Personal information
- Full name: Loza Abera Geinore
- Date of birth: 2 October 1997 (age 28)
- Place of birth: Durame, Ethiopia
- Position: Forward

Team information
- Current team: DC Power FC
- Number: 30

Senior career*
- Years: Team / Apps / (Gls)
- 2012–14: Hawassa City / 28 / (44)
- 2014–18: Dedebit / 86 / (148)
- 2018: Kungsbacka DFF / 13 / (9)
- 2018–19: Adama City / 9 / (17)
- 2020–2024: CBE F.C. / 66 / (74)
- 2023–2024: Virginia Marauders / 11 / (10)
- 2024-: DC Power FC / 52 / (14)

International career^{‡}
- 2011–2015: Ethiopia U20
- 2015–: Ethiopia / 31 / (39)

= Loza Abera =

Ethiopian football player (born 1997)

Loza Abera Geinore (Amharic: ሎዛ አበራ; born 2 October 1997) is an Ethiopian professional footballer who plays as a forward for USL Super League club DC Power FC and the Ethiopia national team.

== Early life ==
She was the third child of her family and the only female player in her neighborhood, she used to play football with mainly male composed teams both in school football matches and neighborhood football matches in her town Durame. Loza started playing football at the age of six. In 2011, she participated in the All Ethiopian Games, a tournament in which she represented the SNNP regional state and scored seven goals. That became her initial momentum to get noticed by Ethiopian women's national team recruiters.

== Club career ==
Abera joined her first professional club, Hawassa City S.C. Women, in 2012. Spending two years at the club, she helped the club to two 3rd-place finishes in the league while being the team's top goal scorer for both seasons.

After an invitation from then coach Asrat Abate, Abera joined Dedebit F.C. Women (now defunct). She spent four years at Dedebit F.C., winning the League and top goal scorer honors in all four years. She finished the 2015–16 EWPL season with 47 goals during season and 10 goals in the playoff competition. Despite lucrative offers from various teams, she made a promise to herself to finish high school. She did, and went on to Addis-Abeba University school of commerce while signing contracts from the area.

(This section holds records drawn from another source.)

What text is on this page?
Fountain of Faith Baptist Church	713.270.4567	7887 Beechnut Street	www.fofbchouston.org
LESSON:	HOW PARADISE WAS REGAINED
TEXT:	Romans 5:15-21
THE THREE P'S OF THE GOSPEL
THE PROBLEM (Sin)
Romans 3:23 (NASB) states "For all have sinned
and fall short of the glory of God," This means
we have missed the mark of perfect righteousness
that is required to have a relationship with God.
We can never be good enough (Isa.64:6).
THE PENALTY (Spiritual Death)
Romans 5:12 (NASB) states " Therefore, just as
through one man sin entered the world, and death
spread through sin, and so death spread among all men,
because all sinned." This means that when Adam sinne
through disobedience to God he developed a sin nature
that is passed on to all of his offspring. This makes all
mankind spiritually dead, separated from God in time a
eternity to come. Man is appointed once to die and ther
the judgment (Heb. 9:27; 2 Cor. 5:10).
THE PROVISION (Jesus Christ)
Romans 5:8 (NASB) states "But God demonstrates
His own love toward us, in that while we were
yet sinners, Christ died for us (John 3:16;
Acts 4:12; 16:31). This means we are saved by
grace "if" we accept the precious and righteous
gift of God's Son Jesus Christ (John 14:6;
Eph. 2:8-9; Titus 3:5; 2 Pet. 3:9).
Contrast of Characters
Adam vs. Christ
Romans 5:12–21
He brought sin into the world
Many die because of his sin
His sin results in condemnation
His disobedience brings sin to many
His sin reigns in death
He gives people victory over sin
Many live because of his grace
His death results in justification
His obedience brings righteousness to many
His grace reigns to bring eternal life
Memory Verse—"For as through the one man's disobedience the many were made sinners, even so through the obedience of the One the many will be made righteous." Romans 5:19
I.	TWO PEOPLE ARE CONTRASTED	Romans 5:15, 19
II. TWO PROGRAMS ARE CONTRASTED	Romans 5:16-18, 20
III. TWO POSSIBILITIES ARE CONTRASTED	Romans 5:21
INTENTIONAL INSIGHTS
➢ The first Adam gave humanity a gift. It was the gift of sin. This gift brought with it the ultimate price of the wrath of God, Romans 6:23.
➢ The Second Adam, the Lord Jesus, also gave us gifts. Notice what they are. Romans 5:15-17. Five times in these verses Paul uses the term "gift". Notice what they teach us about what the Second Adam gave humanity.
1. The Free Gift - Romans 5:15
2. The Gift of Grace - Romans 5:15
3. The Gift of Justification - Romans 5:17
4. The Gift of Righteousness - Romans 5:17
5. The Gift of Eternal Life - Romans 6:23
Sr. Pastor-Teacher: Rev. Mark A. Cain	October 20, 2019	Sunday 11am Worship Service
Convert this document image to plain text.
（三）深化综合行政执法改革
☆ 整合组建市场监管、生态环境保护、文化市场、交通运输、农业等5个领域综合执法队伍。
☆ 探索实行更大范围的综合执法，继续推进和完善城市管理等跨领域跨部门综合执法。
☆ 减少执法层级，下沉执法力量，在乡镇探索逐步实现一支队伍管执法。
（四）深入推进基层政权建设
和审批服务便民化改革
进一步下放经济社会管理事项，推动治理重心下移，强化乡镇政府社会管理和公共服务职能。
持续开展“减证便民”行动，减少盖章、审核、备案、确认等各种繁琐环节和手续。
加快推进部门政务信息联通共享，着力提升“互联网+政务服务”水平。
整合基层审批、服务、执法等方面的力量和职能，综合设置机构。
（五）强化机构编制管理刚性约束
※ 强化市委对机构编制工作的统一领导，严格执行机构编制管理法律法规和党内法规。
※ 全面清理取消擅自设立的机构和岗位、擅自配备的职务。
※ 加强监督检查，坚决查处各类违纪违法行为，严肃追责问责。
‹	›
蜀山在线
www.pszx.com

Abera signed with Adama City Women midway through the 2018–19 EWPL season after her brief stint in Sweden with Kungsbaka DFF. Continuing her success in her home country, she helped Adama City win its first ever EWPL title. After six seasons playing in the EWPL, Abera has scored over 200 goals and holds the record for most goals in the league's history. In November 2020, she signed for Nigd Bank of the Ethiopian Women's Premier League.

Abera has had trials with Antalyaspor (Turkey) and Kungsbaka DFF (Sweden). During her stay in Kungsbaka, she helped the team win a regional title and gain promotion to the top tier. However, her stay with the club ended after the season due to financial reasons.

In September 2019, she signed for Birkirkara F.C. (women) Women of the Malta Women's Premier League. She finished her first season as the Maltese league's top goal scorer with 30 goals in 12 appearances.

In September 2024, Abera signed with DC Power FC ahead of the inaugural USL Super League season. In March 2026, she received her second USL Super League Team of the Month honor after registering one assist and two goals across five matches.

==Awards==
Abera was included on the list of the BBC's list of 100 Women announced on 23 November 2020.